We could guarantee that this would always work, by trying many random values of $a+b$ and $a-b$ -- eventually, we'd just find those which are factors of $n$! This obviously might take a while...

# Questions

- With $a$ and $b$ chosen with $a-b=1$, how often will at least one of the "generalized $a+b$" numbers have a nontrivial GCD with $n$? (It works for some small examples, but not larger examples.)
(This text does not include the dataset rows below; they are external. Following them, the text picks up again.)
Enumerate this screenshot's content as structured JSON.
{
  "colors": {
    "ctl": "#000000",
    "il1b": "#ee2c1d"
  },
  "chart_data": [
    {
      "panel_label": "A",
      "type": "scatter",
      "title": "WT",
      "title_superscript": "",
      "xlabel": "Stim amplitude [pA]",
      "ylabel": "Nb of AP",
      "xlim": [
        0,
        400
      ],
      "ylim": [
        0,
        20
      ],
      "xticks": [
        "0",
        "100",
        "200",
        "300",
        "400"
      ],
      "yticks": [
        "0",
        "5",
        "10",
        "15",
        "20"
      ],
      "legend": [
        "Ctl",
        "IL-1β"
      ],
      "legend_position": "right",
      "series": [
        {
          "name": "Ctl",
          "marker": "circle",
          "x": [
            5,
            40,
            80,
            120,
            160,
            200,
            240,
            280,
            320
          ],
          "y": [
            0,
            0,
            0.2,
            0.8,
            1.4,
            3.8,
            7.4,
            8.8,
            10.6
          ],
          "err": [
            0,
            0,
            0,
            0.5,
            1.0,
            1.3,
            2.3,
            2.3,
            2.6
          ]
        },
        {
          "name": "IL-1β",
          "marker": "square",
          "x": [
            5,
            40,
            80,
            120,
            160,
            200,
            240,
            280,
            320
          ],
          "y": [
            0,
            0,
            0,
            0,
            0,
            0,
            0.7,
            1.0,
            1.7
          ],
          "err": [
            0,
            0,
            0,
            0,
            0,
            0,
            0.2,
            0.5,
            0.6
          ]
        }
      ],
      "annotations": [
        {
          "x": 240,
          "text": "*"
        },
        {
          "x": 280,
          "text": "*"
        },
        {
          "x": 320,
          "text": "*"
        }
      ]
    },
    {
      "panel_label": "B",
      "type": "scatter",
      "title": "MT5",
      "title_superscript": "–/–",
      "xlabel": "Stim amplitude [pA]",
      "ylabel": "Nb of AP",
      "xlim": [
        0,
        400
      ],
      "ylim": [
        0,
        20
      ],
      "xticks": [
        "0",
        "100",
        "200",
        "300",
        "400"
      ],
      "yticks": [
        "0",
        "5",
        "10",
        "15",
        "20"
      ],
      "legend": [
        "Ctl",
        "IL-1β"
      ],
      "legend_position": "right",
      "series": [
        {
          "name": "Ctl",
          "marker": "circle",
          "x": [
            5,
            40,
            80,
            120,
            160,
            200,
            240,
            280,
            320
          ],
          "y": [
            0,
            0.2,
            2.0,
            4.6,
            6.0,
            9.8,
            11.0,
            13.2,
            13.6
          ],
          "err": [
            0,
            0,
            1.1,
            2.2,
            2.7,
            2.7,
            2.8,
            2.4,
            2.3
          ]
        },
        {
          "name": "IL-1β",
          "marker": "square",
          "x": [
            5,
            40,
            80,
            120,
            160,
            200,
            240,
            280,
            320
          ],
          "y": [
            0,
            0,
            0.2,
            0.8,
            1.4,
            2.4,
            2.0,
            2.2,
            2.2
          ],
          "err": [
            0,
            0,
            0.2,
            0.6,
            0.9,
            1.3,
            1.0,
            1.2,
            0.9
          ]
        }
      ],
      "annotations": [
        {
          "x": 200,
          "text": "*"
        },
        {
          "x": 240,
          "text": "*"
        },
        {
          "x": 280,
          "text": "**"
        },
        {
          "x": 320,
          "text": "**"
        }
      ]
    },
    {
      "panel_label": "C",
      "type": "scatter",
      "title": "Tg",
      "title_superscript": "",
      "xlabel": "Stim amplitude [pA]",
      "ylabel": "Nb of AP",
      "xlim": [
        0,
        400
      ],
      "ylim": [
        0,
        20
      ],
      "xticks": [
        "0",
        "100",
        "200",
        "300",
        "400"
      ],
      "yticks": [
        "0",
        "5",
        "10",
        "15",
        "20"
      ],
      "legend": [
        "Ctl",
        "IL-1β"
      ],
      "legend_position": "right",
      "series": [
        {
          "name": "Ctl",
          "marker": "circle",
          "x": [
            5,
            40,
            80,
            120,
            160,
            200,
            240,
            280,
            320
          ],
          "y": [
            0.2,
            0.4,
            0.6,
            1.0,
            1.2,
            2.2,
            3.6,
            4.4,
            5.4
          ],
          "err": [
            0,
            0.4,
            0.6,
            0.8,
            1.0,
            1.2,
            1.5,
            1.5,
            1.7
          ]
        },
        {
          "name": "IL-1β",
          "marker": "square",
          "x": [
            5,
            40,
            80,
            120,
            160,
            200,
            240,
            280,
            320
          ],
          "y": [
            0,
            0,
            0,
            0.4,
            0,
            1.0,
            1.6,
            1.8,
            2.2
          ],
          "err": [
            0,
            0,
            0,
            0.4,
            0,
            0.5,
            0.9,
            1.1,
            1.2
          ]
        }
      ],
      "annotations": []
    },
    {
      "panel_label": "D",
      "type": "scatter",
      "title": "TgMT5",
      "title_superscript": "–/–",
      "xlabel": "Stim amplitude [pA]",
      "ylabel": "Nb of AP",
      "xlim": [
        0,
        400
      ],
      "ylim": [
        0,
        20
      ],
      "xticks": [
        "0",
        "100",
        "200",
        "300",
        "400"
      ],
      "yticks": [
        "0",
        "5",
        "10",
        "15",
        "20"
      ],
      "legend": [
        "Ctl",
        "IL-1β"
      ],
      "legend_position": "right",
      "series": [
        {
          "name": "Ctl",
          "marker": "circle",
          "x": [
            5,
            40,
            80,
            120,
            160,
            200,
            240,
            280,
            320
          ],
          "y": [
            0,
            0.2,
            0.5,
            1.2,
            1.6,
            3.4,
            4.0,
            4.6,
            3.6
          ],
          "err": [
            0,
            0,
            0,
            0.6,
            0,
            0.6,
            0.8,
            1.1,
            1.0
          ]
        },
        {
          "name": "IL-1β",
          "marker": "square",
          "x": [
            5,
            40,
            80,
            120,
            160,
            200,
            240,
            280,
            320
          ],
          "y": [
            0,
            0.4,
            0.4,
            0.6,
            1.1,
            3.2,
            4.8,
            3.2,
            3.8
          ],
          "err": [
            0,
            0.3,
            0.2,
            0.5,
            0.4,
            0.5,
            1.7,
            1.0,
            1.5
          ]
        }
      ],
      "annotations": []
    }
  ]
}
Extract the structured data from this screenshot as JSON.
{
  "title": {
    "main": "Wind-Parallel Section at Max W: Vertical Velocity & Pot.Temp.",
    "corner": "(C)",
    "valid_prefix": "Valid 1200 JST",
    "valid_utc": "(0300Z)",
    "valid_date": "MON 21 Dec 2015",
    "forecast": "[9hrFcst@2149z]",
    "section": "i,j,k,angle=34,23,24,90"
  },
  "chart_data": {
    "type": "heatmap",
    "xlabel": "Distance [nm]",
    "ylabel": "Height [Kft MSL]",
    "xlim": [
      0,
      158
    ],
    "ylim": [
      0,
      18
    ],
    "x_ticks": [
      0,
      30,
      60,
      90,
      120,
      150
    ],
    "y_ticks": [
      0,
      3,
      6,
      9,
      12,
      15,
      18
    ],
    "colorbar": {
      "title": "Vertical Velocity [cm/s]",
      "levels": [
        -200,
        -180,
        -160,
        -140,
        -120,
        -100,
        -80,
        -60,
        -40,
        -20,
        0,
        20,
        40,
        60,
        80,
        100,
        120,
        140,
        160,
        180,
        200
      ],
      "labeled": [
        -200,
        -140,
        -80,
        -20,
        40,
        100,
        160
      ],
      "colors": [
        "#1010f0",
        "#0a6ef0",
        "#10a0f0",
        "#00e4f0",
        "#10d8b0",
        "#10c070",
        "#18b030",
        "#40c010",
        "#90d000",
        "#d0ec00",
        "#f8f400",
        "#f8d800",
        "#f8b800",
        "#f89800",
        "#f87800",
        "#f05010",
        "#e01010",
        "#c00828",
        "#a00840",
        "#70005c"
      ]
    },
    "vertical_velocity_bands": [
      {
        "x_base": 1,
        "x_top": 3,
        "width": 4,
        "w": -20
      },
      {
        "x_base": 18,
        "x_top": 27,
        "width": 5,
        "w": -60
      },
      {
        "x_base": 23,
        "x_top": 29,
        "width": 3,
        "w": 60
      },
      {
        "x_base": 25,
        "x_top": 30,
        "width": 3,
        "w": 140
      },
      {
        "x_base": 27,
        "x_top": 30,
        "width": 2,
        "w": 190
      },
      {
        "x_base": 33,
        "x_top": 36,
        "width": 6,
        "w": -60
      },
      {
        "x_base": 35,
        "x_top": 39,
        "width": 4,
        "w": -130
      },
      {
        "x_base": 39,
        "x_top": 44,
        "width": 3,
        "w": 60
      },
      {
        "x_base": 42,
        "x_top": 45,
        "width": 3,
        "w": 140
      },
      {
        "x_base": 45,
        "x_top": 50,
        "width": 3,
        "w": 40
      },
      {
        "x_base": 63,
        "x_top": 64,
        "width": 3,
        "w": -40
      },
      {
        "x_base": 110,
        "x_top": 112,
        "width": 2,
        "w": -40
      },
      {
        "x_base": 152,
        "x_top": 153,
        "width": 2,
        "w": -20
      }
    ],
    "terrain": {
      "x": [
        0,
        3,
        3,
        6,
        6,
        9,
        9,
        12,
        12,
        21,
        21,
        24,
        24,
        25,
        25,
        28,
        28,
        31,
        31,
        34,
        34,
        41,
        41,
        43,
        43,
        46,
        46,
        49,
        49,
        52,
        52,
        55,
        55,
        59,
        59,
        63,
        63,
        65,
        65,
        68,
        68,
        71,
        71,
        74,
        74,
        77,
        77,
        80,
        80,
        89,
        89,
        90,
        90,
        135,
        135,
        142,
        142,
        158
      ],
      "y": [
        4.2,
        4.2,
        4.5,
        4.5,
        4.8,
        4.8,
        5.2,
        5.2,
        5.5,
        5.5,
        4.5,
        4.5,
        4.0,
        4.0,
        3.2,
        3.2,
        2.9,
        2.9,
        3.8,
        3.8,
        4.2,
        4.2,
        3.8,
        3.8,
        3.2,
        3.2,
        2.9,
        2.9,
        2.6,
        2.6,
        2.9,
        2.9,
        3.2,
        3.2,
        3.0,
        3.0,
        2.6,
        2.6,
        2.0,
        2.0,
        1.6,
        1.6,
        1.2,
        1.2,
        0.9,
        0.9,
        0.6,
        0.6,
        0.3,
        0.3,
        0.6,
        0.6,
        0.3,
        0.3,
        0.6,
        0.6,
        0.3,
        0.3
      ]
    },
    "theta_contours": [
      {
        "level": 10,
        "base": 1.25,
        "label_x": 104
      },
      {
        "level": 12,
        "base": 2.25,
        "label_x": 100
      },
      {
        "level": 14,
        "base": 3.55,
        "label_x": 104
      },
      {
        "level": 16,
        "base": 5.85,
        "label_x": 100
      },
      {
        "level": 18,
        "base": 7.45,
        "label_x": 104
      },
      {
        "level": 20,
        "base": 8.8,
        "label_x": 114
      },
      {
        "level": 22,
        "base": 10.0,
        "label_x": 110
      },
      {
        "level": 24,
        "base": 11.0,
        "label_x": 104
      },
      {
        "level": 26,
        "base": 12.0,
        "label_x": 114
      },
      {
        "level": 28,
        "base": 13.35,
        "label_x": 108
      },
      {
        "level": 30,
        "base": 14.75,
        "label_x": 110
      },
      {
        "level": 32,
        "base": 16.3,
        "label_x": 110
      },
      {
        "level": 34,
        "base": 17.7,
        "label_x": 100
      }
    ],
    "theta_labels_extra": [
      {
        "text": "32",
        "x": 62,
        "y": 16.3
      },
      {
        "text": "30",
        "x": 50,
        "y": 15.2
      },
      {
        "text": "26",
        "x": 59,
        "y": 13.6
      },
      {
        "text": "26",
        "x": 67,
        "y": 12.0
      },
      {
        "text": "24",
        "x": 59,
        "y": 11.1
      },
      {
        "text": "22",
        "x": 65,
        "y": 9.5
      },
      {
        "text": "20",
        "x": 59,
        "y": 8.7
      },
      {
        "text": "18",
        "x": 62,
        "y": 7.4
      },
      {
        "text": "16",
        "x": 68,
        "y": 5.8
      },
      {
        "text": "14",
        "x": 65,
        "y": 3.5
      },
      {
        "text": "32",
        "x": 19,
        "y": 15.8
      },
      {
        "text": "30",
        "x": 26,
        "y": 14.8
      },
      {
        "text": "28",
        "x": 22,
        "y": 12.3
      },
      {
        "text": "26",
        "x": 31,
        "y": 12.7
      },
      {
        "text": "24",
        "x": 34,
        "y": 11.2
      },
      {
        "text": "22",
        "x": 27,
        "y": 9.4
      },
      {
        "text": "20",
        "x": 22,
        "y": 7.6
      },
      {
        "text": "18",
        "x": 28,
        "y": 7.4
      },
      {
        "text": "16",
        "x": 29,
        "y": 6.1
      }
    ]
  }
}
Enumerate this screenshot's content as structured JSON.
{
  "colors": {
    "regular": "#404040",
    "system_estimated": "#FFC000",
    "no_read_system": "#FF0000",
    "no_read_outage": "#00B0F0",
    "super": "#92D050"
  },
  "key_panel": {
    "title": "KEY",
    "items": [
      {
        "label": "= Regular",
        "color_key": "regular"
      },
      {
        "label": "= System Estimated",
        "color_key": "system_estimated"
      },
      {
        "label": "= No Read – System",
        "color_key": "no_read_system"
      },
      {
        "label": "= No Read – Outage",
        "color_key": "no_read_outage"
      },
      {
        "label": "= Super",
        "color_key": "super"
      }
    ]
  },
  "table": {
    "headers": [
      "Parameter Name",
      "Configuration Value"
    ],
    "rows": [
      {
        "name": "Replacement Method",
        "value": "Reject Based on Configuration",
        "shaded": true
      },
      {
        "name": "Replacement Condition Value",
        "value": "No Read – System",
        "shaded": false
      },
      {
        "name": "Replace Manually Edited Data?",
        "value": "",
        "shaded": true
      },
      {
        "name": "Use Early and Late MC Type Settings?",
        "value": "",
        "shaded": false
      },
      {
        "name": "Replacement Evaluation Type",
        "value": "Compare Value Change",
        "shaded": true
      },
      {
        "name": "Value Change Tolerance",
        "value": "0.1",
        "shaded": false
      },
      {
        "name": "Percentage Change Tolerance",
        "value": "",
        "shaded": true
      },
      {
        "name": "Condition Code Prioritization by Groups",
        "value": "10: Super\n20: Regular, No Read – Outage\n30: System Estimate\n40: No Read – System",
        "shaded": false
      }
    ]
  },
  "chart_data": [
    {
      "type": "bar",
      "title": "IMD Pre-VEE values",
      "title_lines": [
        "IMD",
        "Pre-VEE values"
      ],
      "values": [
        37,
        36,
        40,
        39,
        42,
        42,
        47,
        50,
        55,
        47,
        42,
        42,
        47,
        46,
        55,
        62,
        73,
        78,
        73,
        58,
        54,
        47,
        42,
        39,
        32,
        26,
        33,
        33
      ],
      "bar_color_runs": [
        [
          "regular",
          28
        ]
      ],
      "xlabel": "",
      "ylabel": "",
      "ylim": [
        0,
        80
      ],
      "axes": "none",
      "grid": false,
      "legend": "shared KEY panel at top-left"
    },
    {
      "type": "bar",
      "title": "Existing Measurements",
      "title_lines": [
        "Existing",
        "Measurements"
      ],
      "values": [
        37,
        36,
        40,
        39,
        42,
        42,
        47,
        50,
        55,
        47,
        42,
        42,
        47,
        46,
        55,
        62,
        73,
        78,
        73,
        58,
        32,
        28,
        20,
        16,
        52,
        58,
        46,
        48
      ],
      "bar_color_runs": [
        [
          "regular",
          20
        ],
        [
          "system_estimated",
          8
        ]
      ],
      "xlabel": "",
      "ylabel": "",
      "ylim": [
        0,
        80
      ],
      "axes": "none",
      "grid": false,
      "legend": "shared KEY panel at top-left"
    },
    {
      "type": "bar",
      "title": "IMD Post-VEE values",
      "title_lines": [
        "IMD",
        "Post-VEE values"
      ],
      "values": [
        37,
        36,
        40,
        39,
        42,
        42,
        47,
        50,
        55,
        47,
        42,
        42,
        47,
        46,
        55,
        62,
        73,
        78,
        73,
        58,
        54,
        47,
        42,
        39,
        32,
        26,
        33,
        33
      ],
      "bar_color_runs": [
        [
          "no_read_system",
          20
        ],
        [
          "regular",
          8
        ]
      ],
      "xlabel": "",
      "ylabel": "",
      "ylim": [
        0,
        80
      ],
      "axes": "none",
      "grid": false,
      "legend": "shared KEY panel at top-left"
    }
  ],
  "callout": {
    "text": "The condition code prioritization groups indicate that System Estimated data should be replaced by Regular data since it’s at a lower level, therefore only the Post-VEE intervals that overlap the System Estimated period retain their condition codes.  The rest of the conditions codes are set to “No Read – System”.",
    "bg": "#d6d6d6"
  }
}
- What value of $m = \prod p_i$ works best? Presumably there are some trade-offs here.

- Given that the number of "generalized $a+b$" numbers grows like $2^{|P|}$, is this practical? (Presumably not.)

- What is this most similar to? (Gemini suggests the quadratic sieve, which seems plausible.)